Rechtspraak
werknemer/werkgeverRechtbank Noord-Holland, 20 juni 2016
werknemer/werkgever
Werknemer is sinds 1997 in dienst. Werkgever is een sociaal werkvoorzieningsschap. Werknemer was sinds eind november 2014 arbeidsongeschikt. Werknemer kon zich gedurende het re-integratieproces niet verenigen met de gang van zaken. In maart 2015 heeft werknemer naar aanleiding van een oordeel van de bedrijfsarts over de omvang van zijn belastbaarheid en een bevestigende second opinion van een deskundige van het UWV zich op een ontoelaatbare wijze verbaal uitgelaten over zijn werkgever en collega’s ('Ik ga ze alle drie dood maken'). Op dat moment had werknemer een leidinggevende functie (meewerkend voorman). Dit agressieve gedrag van werknemer is voor werkgever aanleiding geweest om een disciplinaire maatregel toe te passen en werknemer in een lagere functie met een bijbehorend (lager) loon te plaatsen. Op vrijdag 12 februari 2016 heeft werknemer een assistent-afdelingsleider mishandeld door in zijn gezicht te spugen, hete koffie in zijn gezicht te gooien en hem met een vuist in zijn gezicht te slaan. Aanleiding was dat werknemer gehoord had dat deze leidinggevende in maart 2015 aanleiding is geweest voor zijn degradatie. Werknemer is op staande voet ontslagen. Werknemer verzoekt vernietiging van het ontslag en stelt dat van een dringende reden geen sprake is. Werkgever voert verweer en heeft een voorwaardelijk tegenverzoek tot ontbinding van de arbeidsovereenkomst ingediend.

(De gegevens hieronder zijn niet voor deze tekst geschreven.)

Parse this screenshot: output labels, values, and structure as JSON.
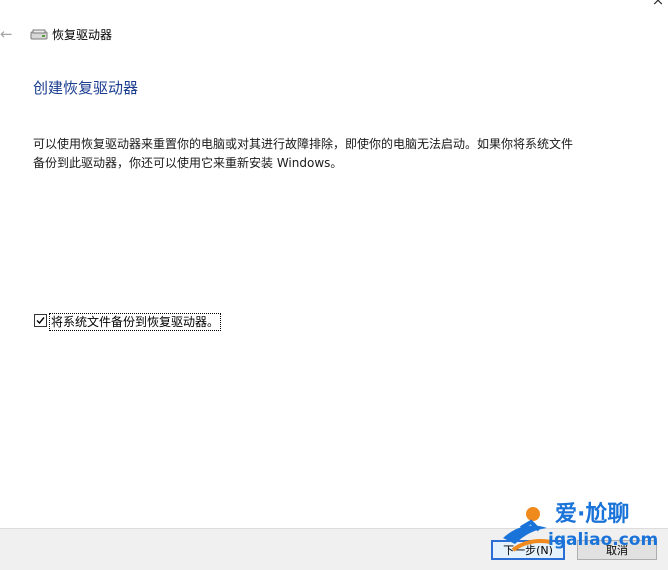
{
  "window": {
    "title": "恢复驱动器",
    "close_glyph": "×"
  },
  "nav": {
    "back_glyph": "←"
  },
  "page": {
    "title": "创建恢复驱动器",
    "description": "可以使用恢复驱动器来重置你的电脑或对其进行故障排除，即使你的电脑无法启动。如果你将系统文件备份到此驱动器，你还可以使用它来重新安装 Windows。"
  },
  "backup_option": {
    "label": "将系统文件备份到恢复驱动器。",
    "checked": true
  },
  "footer": {
    "next_label": "下一步(N)",
    "cancel_label": "取消"
  },
  "watermark": {
    "brand": "爱·尬聊",
    "url": "igaliao.com"
  },
  "icons": {
    "back": "back-arrow-icon",
    "drive": "drive-icon",
    "close": "close-icon",
    "check": "checkmark-icon"
  },
  "colors": {
    "title_blue": "#1a3d8f",
    "button_focus": "#2b6fd6",
    "watermark_blue": "#1a73d9",
    "watermark_orange": "#f08a1c"
  }
}
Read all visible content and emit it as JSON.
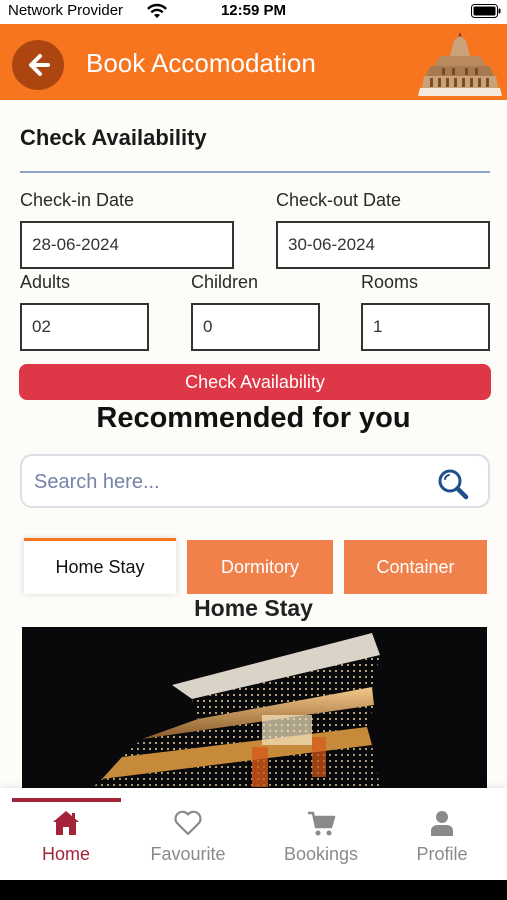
{
  "status_bar": {
    "carrier": "Network Provider",
    "time": "12:59 PM"
  },
  "header": {
    "title": "Book Accomodation"
  },
  "availability": {
    "section_title": "Check Availability",
    "check_in_label": "Check-in Date",
    "check_in_value": "28-06-2024",
    "check_out_label": "Check-out Date",
    "check_out_value": "30-06-2024",
    "adults_label": "Adults",
    "adults_value": "02",
    "children_label": "Children",
    "children_value": "0",
    "rooms_label": "Rooms",
    "rooms_value": "1",
    "button_label": "Check Availability"
  },
  "recommended": {
    "heading": "Recommended for you",
    "search_placeholder": "Search here...",
    "tabs": [
      {
        "label": "Home Stay",
        "active": true
      },
      {
        "label": "Dormitory",
        "active": false
      },
      {
        "label": "Container",
        "active": false
      }
    ],
    "current_category_title": "Home Stay"
  },
  "bottom_nav": {
    "items": [
      {
        "label": "Home",
        "icon": "home-icon",
        "active": true
      },
      {
        "label": "Favourite",
        "icon": "heart-icon",
        "active": false
      },
      {
        "label": "Bookings",
        "icon": "cart-icon",
        "active": false
      },
      {
        "label": "Profile",
        "icon": "user-icon",
        "active": false
      }
    ]
  },
  "colors": {
    "brand_orange": "#f7751f",
    "primary_red": "#de3748",
    "nav_active": "#a5243a",
    "tab_inactive": "#f0814b"
  }
}
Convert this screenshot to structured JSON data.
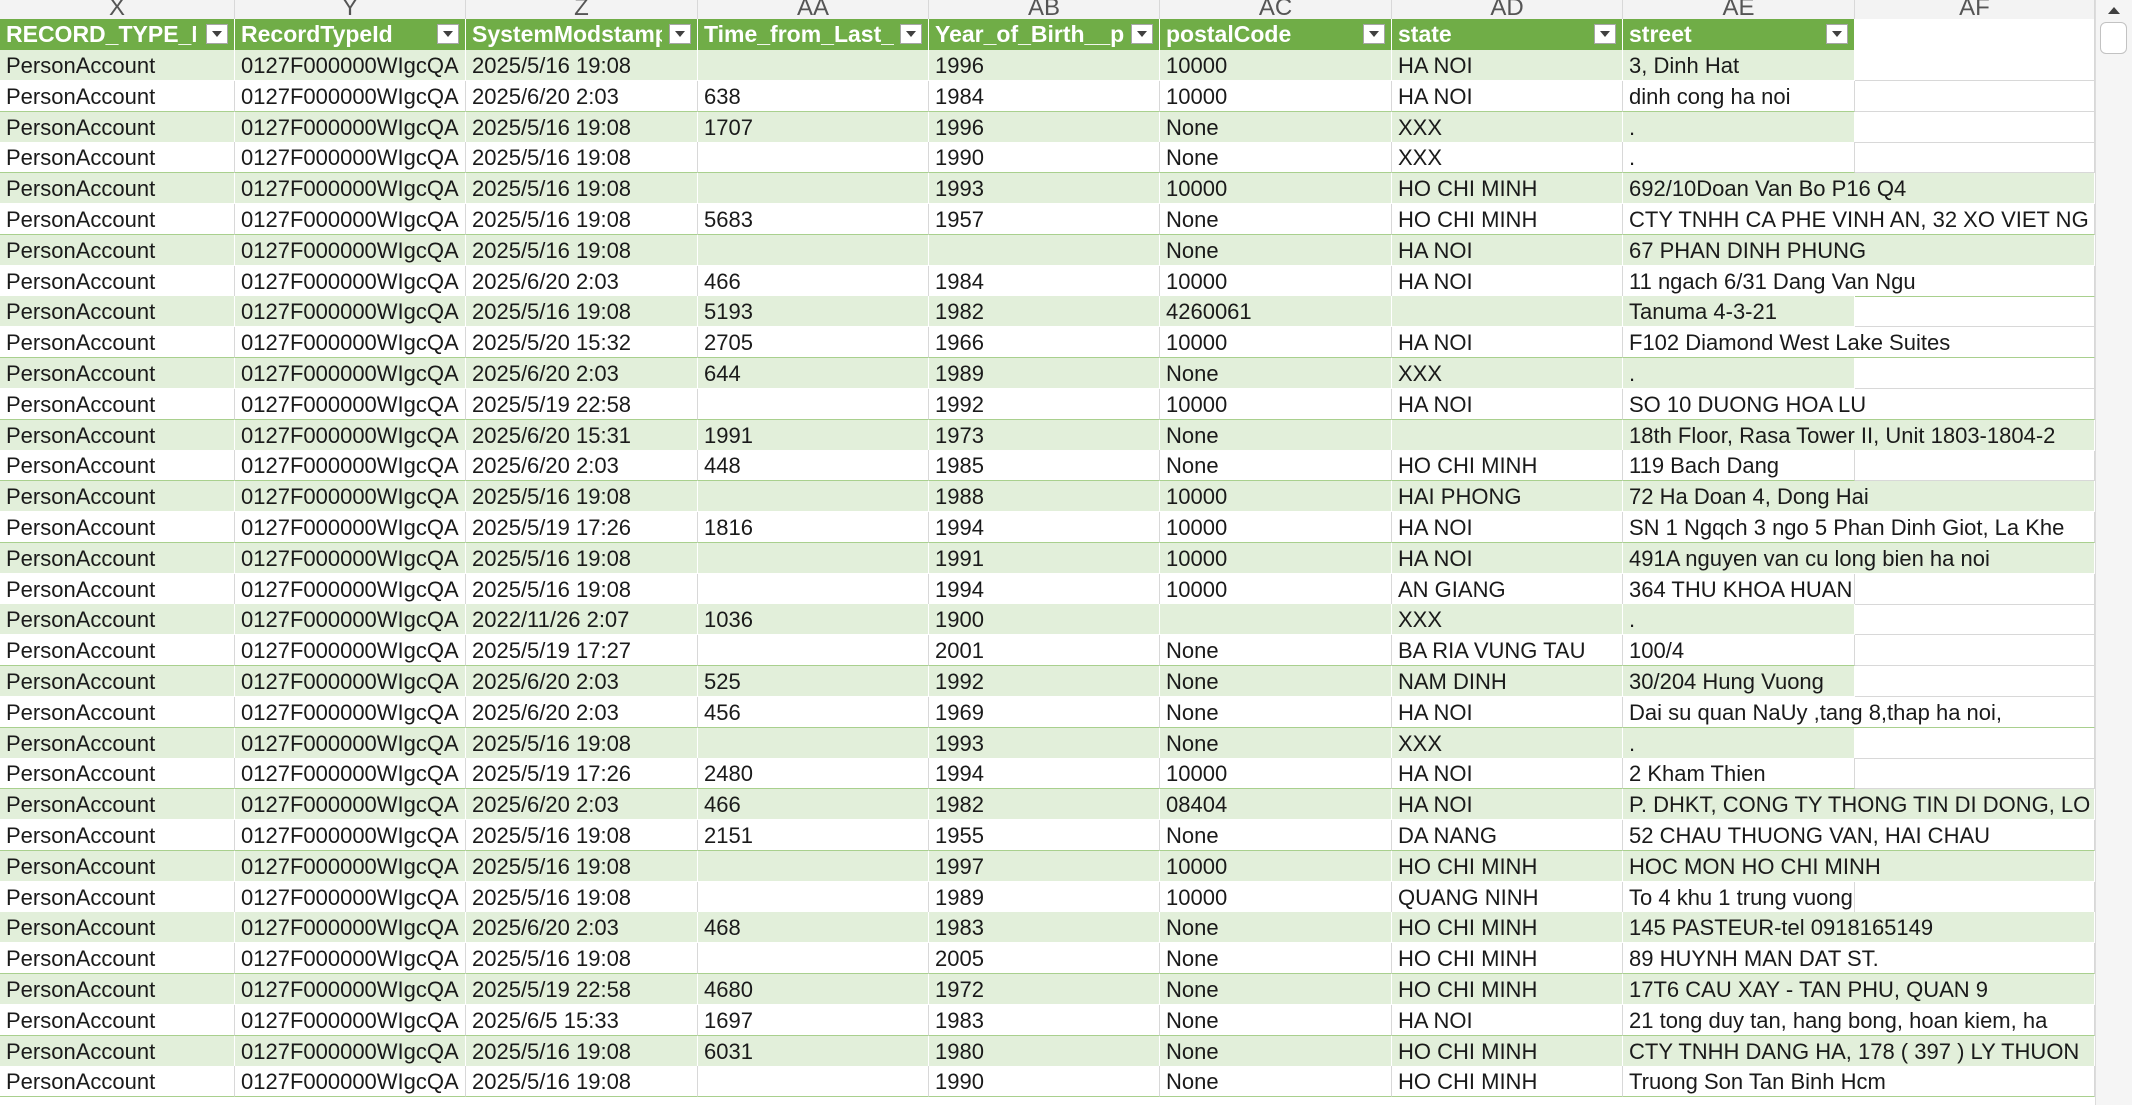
{
  "column_letters": [
    "X",
    "Y",
    "Z",
    "AA",
    "AB",
    "AC",
    "AD",
    "AE",
    "AF"
  ],
  "headers": [
    "RECORD_TYPE_NA",
    "RecordTypeId",
    "SystemModstamp",
    "Time_from_Last_Ti",
    "Year_of_Birth__pc",
    "postalCode",
    "state",
    "street"
  ],
  "icons": {
    "filter": "filter-dropdown-icon",
    "scroll_up": "chevron-up-icon"
  },
  "colors": {
    "header_bg": "#70ad47",
    "band_bg": "#e2efda",
    "header_text": "#ffffff"
  },
  "rows": [
    [
      "PersonAccount",
      "0127F000000WIgcQA",
      "2025/5/16 19:08",
      "",
      "1996",
      "10000",
      "HA NOI",
      "3, Dinh Hat"
    ],
    [
      "PersonAccount",
      "0127F000000WIgcQA",
      "2025/6/20 2:03",
      "638",
      "1984",
      "10000",
      "HA NOI",
      "dinh cong ha noi"
    ],
    [
      "PersonAccount",
      "0127F000000WIgcQA",
      "2025/5/16 19:08",
      "1707",
      "1996",
      "None",
      "XXX",
      "."
    ],
    [
      "PersonAccount",
      "0127F000000WIgcQA",
      "2025/5/16 19:08",
      "",
      "1990",
      "None",
      "XXX",
      "."
    ],
    [
      "PersonAccount",
      "0127F000000WIgcQA",
      "2025/5/16 19:08",
      "",
      "1993",
      "10000",
      "HO CHI MINH",
      "692/10Doan Van Bo P16 Q4"
    ],
    [
      "PersonAccount",
      "0127F000000WIgcQA",
      "2025/5/16 19:08",
      "5683",
      "1957",
      "None",
      "HO CHI MINH",
      "CTY TNHH CA PHE VINH AN, 32 XO VIET NG"
    ],
    [
      "PersonAccount",
      "0127F000000WIgcQA",
      "2025/5/16 19:08",
      "",
      "",
      "None",
      "HA NOI",
      "67 PHAN DINH PHUNG"
    ],
    [
      "PersonAccount",
      "0127F000000WIgcQA",
      "2025/6/20 2:03",
      "466",
      "1984",
      "10000",
      "HA NOI",
      "11 ngach 6/31 Dang Van Ngu"
    ],
    [
      "PersonAccount",
      "0127F000000WIgcQA",
      "2025/5/16 19:08",
      "5193",
      "1982",
      "4260061",
      "",
      "Tanuma 4-3-21"
    ],
    [
      "PersonAccount",
      "0127F000000WIgcQA",
      "2025/5/20 15:32",
      "2705",
      "1966",
      "10000",
      "HA NOI",
      "F102 Diamond West Lake Suites"
    ],
    [
      "PersonAccount",
      "0127F000000WIgcQA",
      "2025/6/20 2:03",
      "644",
      "1989",
      "None",
      "XXX",
      "."
    ],
    [
      "PersonAccount",
      "0127F000000WIgcQA",
      "2025/5/19 22:58",
      "",
      "1992",
      "10000",
      "HA NOI",
      "SO 10 DUONG HOA LU"
    ],
    [
      "PersonAccount",
      "0127F000000WIgcQA",
      "2025/6/20 15:31",
      "1991",
      "1973",
      "None",
      "",
      "18th Floor, Rasa Tower II, Unit 1803-1804-2"
    ],
    [
      "PersonAccount",
      "0127F000000WIgcQA",
      "2025/6/20 2:03",
      "448",
      "1985",
      "None",
      "HO CHI MINH",
      "119 Bach Dang"
    ],
    [
      "PersonAccount",
      "0127F000000WIgcQA",
      "2025/5/16 19:08",
      "",
      "1988",
      "10000",
      "HAI PHONG",
      "72 Ha Doan 4, Dong Hai"
    ],
    [
      "PersonAccount",
      "0127F000000WIgcQA",
      "2025/5/19 17:26",
      "1816",
      "1994",
      "10000",
      "HA NOI",
      "SN 1 Ngqch 3 ngo 5 Phan Dinh Giot, La Khe"
    ],
    [
      "PersonAccount",
      "0127F000000WIgcQA",
      "2025/5/16 19:08",
      "",
      "1991",
      "10000",
      "HA NOI",
      "491A nguyen van cu long bien ha noi"
    ],
    [
      "PersonAccount",
      "0127F000000WIgcQA",
      "2025/5/16 19:08",
      "",
      "1994",
      "10000",
      "AN GIANG",
      "364 THU KHOA HUAN"
    ],
    [
      "PersonAccount",
      "0127F000000WIgcQA",
      "2022/11/26 2:07",
      "1036",
      "1900",
      "",
      "XXX",
      "."
    ],
    [
      "PersonAccount",
      "0127F000000WIgcQA",
      "2025/5/19 17:27",
      "",
      "2001",
      "None",
      "BA RIA VUNG TAU",
      "100/4"
    ],
    [
      "PersonAccount",
      "0127F000000WIgcQA",
      "2025/6/20 2:03",
      "525",
      "1992",
      "None",
      "NAM DINH",
      "30/204 Hung Vuong"
    ],
    [
      "PersonAccount",
      "0127F000000WIgcQA",
      "2025/6/20 2:03",
      "456",
      "1969",
      "None",
      "HA NOI",
      "Dai su quan NaUy ,tang 8,thap ha noi,"
    ],
    [
      "PersonAccount",
      "0127F000000WIgcQA",
      "2025/5/16 19:08",
      "",
      "1993",
      "None",
      "XXX",
      "."
    ],
    [
      "PersonAccount",
      "0127F000000WIgcQA",
      "2025/5/19 17:26",
      "2480",
      "1994",
      "10000",
      "HA NOI",
      "2 Kham Thien"
    ],
    [
      "PersonAccount",
      "0127F000000WIgcQA",
      "2025/6/20 2:03",
      "466",
      "1982",
      "08404",
      "HA NOI",
      "P. DHKT, CONG TY THONG TIN DI DONG, LO"
    ],
    [
      "PersonAccount",
      "0127F000000WIgcQA",
      "2025/5/16 19:08",
      "2151",
      "1955",
      "None",
      "DA NANG",
      "52 CHAU THUONG VAN, HAI CHAU"
    ],
    [
      "PersonAccount",
      "0127F000000WIgcQA",
      "2025/5/16 19:08",
      "",
      "1997",
      "10000",
      "HO CHI MINH",
      "HOC MON HO CHI MINH"
    ],
    [
      "PersonAccount",
      "0127F000000WIgcQA",
      "2025/5/16 19:08",
      "",
      "1989",
      "10000",
      "QUANG NINH",
      "To 4 khu 1 trung vuong"
    ],
    [
      "PersonAccount",
      "0127F000000WIgcQA",
      "2025/6/20 2:03",
      "468",
      "1983",
      "None",
      "HO CHI MINH",
      "145 PASTEUR-tel 0918165149"
    ],
    [
      "PersonAccount",
      "0127F000000WIgcQA",
      "2025/5/16 19:08",
      "",
      "2005",
      "None",
      "HO CHI MINH",
      "89 HUYNH MAN DAT ST."
    ],
    [
      "PersonAccount",
      "0127F000000WIgcQA",
      "2025/5/19 22:58",
      "4680",
      "1972",
      "None",
      "HO CHI MINH",
      "17T6 CAU XAY - TAN PHU, QUAN 9"
    ],
    [
      "PersonAccount",
      "0127F000000WIgcQA",
      "2025/6/5 15:33",
      "1697",
      "1983",
      "None",
      "HA NOI",
      "21 tong duy tan, hang bong, hoan kiem, ha"
    ],
    [
      "PersonAccount",
      "0127F000000WIgcQA",
      "2025/5/16 19:08",
      "6031",
      "1980",
      "None",
      "HO CHI MINH",
      "CTY TNHH DANG HA, 178 ( 397 ) LY THUON"
    ],
    [
      "PersonAccount",
      "0127F000000WIgcQA",
      "2025/5/16 19:08",
      "",
      "1990",
      "None",
      "HO CHI MINH",
      "Truong Son Tan Binh Hcm"
    ]
  ]
}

De kantonrechter oordeelt als volgt. De agressie waarmee werknemer zich jegens de assistent-afdelingsleider op de dag van het incident heeft afgereageerd, mede gezien de in het geding gebrachte foto van een blauw oog van de betrokken leidinggevende, is buitenproportioneel en onacceptabel. Dat werknemer sinds oktober 2015 slechts beperkt belastbaar was en 2 uur per dag werkzaam was, doet daaraan niet af. Op het moment dat werknemer hoorde dat de betrokken assistent-afdelingsleider de aanleiding bleek voor zijn degradatie, is hij hem aangevallen. Een en ander billijkt volgens de kantonrechter de handelswijze van werknemer geenszins, temeer nu dit voorval zich bijna een jaar geleden had voorgedaan. Na het incident van maart 2015 is werknemer een disciplinaire maatregel opgelegd waarbij gewaarschuwd is voor een ontslag op staande voet. Dat werknemer zich in maart 2015 gekrenkt voelde, is op zich voor te stellen, maar dat hij na zo’n lange tijd nog zodanig gefrustreerd was dat hij een dergelijke agressie jegens een collega uitte, valt niet goed te praten. Werknemer had betrokken leidinggevende op een meer gepaste wijze kunnen aanspreken. Van werkgever als werkgever van kwetsbare werknemers hoeft redelijkerwijs niet te worden gevergd dat zij de arbeidsovereenkomst met werknemer daarna laat voortduren. Daarbij komt dat gesteld noch gebleken is dat werknemer zich na het ontslag op staande voet beschikbaar heeft gehouden voor zijn werkzaamheden. De kantonrechter is derhalve van oordeel dat het ontslag op staande voet rechtsgeldig is gegeven, zodat de verzoeken van werknemer worden afgewezen. Gelet hierop wordt het voorwaardelijke ontbindingsverzoek van de werkgever niet beoordeeld en daarop wordt niet beslist.